“When the distillery was designed, low energy technologies were designed in from the very beginning, reflecting the age we live in. We adopted three strategies, reduce, recycle, and reuse. We used equipment that did not need as much energy as older technologies, we designed the stills so they recycle much of their own energy and we designed the mashing plant to reuse energy from one of the wash still condensers. The office underfloor heating is from the same source. Despite this, we still needed a primary heat source, natural gas burning in our steam boiler.

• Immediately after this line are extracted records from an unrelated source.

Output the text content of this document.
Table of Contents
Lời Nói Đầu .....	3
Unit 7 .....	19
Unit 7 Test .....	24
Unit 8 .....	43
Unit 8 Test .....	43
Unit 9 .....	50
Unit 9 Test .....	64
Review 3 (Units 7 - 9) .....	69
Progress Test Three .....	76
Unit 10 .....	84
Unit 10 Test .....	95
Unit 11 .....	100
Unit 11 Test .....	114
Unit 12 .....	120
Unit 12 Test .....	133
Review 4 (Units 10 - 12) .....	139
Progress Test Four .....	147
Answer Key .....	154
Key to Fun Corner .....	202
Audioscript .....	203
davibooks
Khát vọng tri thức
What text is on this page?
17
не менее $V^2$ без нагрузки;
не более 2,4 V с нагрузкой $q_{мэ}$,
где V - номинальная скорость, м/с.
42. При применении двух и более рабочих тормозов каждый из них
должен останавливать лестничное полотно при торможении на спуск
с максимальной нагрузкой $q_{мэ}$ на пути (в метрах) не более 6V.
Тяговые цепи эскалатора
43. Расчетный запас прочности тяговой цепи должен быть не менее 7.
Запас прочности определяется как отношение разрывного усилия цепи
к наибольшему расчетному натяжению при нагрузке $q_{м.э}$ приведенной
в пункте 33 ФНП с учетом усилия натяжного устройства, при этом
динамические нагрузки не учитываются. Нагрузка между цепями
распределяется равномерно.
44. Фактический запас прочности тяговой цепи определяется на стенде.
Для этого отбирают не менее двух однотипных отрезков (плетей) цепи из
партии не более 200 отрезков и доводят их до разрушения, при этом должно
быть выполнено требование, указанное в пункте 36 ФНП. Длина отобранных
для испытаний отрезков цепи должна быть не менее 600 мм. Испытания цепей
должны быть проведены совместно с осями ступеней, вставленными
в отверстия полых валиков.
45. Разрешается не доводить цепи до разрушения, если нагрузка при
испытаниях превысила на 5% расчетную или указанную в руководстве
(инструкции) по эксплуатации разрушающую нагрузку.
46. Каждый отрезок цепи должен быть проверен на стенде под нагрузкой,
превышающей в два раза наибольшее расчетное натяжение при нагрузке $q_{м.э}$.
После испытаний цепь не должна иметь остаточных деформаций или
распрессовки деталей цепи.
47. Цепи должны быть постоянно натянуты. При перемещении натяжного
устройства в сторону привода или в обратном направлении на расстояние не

The UK Government Department for Business, Energy and Industrial Strategy (BEIS) asked for proposals to study the use of alternative fuels. This was a competition and only the best proposals would receive funding for the feasibility study. InchDairnie along with ARUP submitted a successful proposal.
The feasibility study will look at what is needed to convert the distillery from natural gas as the principle heat source to burning hydrogen. The hydrogen sources studied will be hydrogen produced at the distillery by either electrolysis or by extracting the hydrogen from the methane generated at our local anaerobic digestor (AD). In addition, the study will look at using hydrogen produced elsewhere in Fife using renewable fuels which will then be taken to the distillery.
We have recently updated our carbon footprint calculation now that we are using renewable electricity and all our draff and pot ale are going to the local AD plant. When this feasibility study is completed, we will use the information to see what impact the various options will have on our carbon footprint.”